Could you specify your question more specific? Because there currently are three (3) ways for Let’s Encrypt (LE) to validat a domain for issuing certificates, of which 1 is dependend and 2 are independend of the fact if a host is a virtual one or not:
dns-01 challenge: you put a specific TXT record (containing the ‘token’ for authorization) ‘below’ the domain you’d like to validate and LE checks this DNS-record. It proves you’ve got control over the FQDN. This challenge would be independend of the way a webserver provides its hosts, virtual or not;
tls-sni-01 challenge: the client generates a custom, not-for-general-use certificate with the ‘token’ as the domain name for that certificate and your webserver will provide this certificate when specifically asked by the LE server through SNI. This challenge would also be independend of virtual hosting or not;
http-01 challenge: you put a specific file containing the token in the /.well-known/acme-challenge/ dir under the (virtual) host (corresponding with the FQDN of which you would like a certificate) of your webserver and LE checks the existence and contents of this file. This would of course be dependend of the (virtual) host, but it should not matter if the host is “virtual” or not. Just as long as anybody can reach it publically…
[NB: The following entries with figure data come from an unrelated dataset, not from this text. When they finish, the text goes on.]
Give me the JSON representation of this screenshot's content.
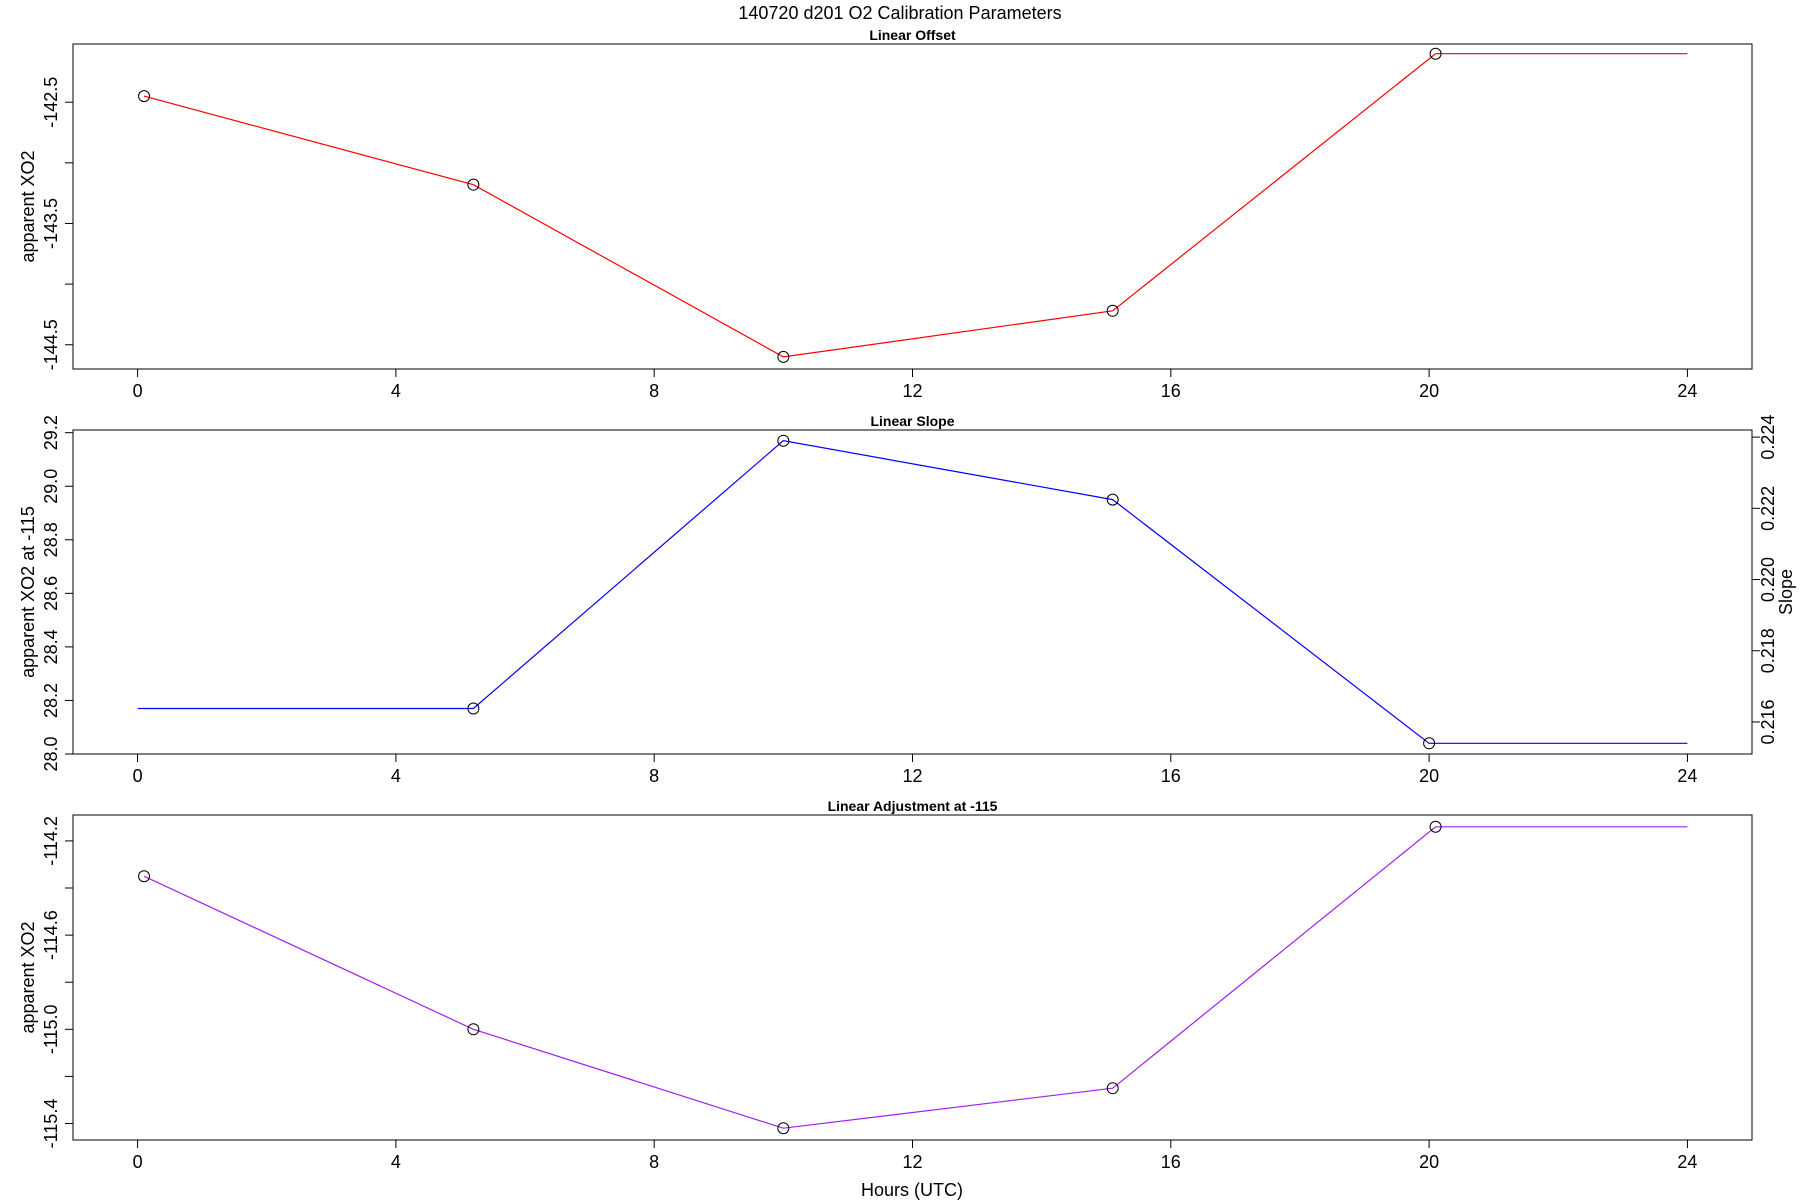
{
  "title": "140720   d201   O2 Calibration Parameters",
  "xlabel": "Hours (UTC)",
  "chart_data": [
    {
      "type": "line",
      "title": "Linear Offset",
      "color": "#ff0000",
      "x": [
        0.1,
        5.2,
        10.0,
        15.1,
        20.1,
        24.0
      ],
      "y": [
        -142.45,
        -143.18,
        -144.6,
        -144.22,
        -142.1,
        -142.1
      ],
      "markers": [
        true,
        true,
        true,
        true,
        true,
        false
      ],
      "xlim": [
        -1.0,
        25.0
      ],
      "ylim": [
        -144.7,
        -142.02
      ],
      "xticks": [
        0,
        4,
        8,
        12,
        16,
        20,
        24
      ],
      "xtick_labels": [
        "0",
        "4",
        "8",
        "12",
        "16",
        "20",
        "24"
      ],
      "yticks": [
        -142.5,
        -143.0,
        -143.5,
        -144.0,
        -144.5
      ],
      "ytick_labels": [
        "-142.5",
        "",
        "-143.5",
        "",
        "-144.5"
      ],
      "ylabel": "apparent XO2",
      "ylabel_right": "",
      "grid": false
    },
    {
      "type": "line",
      "title": "Linear Slope",
      "color": "#0000ff",
      "x": [
        0.0,
        5.2,
        10.0,
        15.1,
        20.0,
        24.0
      ],
      "y": [
        28.17,
        28.17,
        29.17,
        28.95,
        28.04,
        28.04
      ],
      "markers": [
        false,
        true,
        true,
        true,
        true,
        false
      ],
      "xlim": [
        -1.0,
        25.0
      ],
      "ylim": [
        28.0,
        29.21
      ],
      "xticks": [
        0,
        4,
        8,
        12,
        16,
        20,
        24
      ],
      "xtick_labels": [
        "0",
        "4",
        "8",
        "12",
        "16",
        "20",
        "24"
      ],
      "yticks": [
        28.0,
        28.2,
        28.4,
        28.6,
        28.8,
        29.0,
        29.2
      ],
      "ytick_labels": [
        "28.0",
        "28.2",
        "28.4",
        "28.6",
        "28.8",
        "29.0",
        "29.2"
      ],
      "ylabel": "apparent XO2 at -115",
      "right_axis": {
        "label": "Slope",
        "ticks": [
          0.216,
          0.218,
          0.22,
          0.222,
          0.224
        ],
        "tick_labels": [
          "0.216",
          "0.218",
          "0.220",
          "0.222",
          "0.224"
        ],
        "ylim": [
          0.2151,
          0.2242
        ]
      },
      "grid": false
    },
    {
      "type": "line",
      "title": "Linear Adjustment at -115",
      "color": "#a020f0",
      "x": [
        0.1,
        5.2,
        10.0,
        15.1,
        20.1,
        24.0
      ],
      "y": [
        -114.35,
        -115.0,
        -115.42,
        -115.25,
        -114.14,
        -114.14
      ],
      "markers": [
        true,
        true,
        true,
        true,
        true,
        false
      ],
      "xlim": [
        -1.0,
        25.0
      ],
      "ylim": [
        -115.47,
        -114.09
      ],
      "xticks": [
        0,
        4,
        8,
        12,
        16,
        20,
        24
      ],
      "xtick_labels": [
        "0",
        "4",
        "8",
        "12",
        "16",
        "20",
        "24"
      ],
      "yticks": [
        -114.2,
        -114.4,
        -114.6,
        -114.8,
        -115.0,
        -115.2,
        -115.4
      ],
      "ytick_labels": [
        "-114.2",
        "",
        "-114.6",
        "",
        "-115.0",
        "",
        "-115.4"
      ],
      "ylabel": "apparent XO2",
      "ylabel_right": "",
      "grid": false
    }
  ]
}
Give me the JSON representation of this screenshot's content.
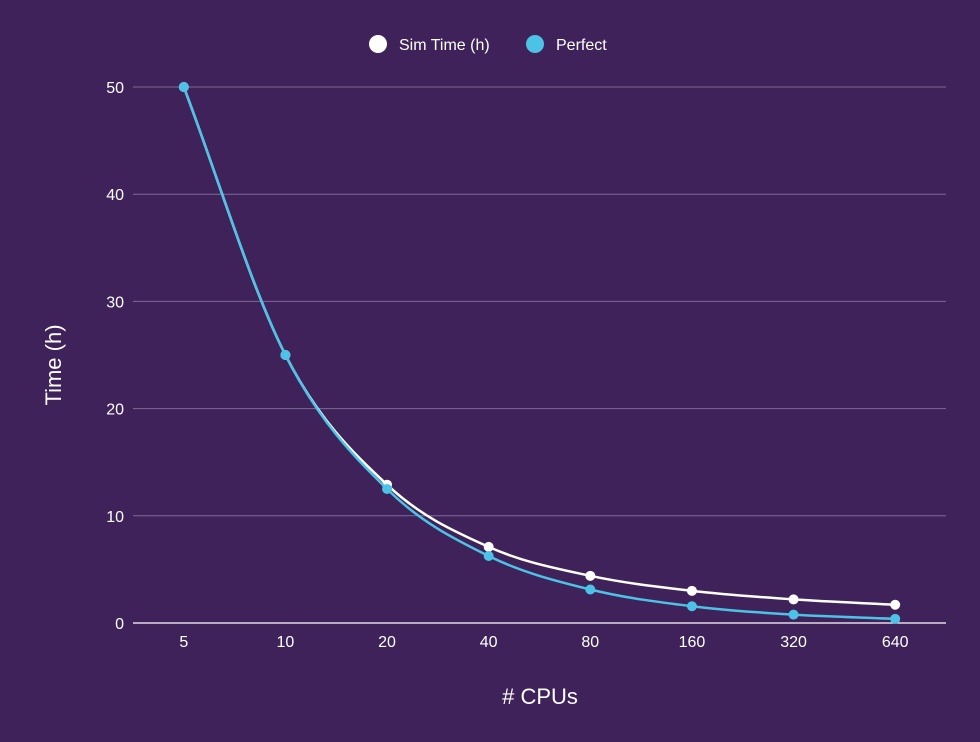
{
  "chart_data": {
    "type": "line",
    "categories": [
      "5",
      "10",
      "20",
      "40",
      "80",
      "160",
      "320",
      "640"
    ],
    "series": [
      {
        "name": "Sim Time (h)",
        "color": "#ffffff",
        "values": [
          50,
          25,
          12.9,
          7.1,
          4.4,
          3.0,
          2.2,
          1.7
        ]
      },
      {
        "name": "Perfect",
        "color": "#4cc3e6",
        "values": [
          50,
          25,
          12.5,
          6.25,
          3.125,
          1.5625,
          0.78125,
          0.390625
        ]
      }
    ],
    "title": "",
    "xlabel": "# CPUs",
    "ylabel": "Time (h)",
    "ylim": [
      0,
      50
    ],
    "yticks": [
      0,
      10,
      20,
      30,
      40,
      50
    ],
    "grid": true,
    "legend_position": "top-center",
    "background": "#3f2259",
    "grid_color": "#7e6a96"
  }
}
I think I just found the answer I need. It looks like the dns method is
best for me to get a single cert for each of my several domains and
subdomains which move around on several servers occasionally. I’m going to
try the acme.sh client to do that.
@schoen, I’ve changd my mind: I’m going to try the full auto route (Apache 2.4, Debian jessie, 64-bit). I currently use one cert per vhost and would like to continue that. From my looking at the docs it looks like I would need a separate run of certbot for each domain. Questions:
Typically it will be whichever one you specified first on the command line with -d, e.g. /etc/letsencrypt/live/example.com if you ran with certbot -d example.com -d www.example.com.
In the sense of being the only one in possession of your private key? Yes, it’s generated on your own machine by Certbot and never shared.
In the sense of being able to choose a private key of your choice? Currently this doesn’t work in Certbot with automatic renewal. There is a way to specify a CSR on the command line if you generate it externally, which allows you to use a private key of your choice, but then Certbot will not be able to renew the certificate for you.
Yes, currently that’s a requirement (unless you use the CSR approach I mentioned above). They will also currently change with each renewal. We have an issue and some work toward a new feature where you can keep the same key pair when renewing.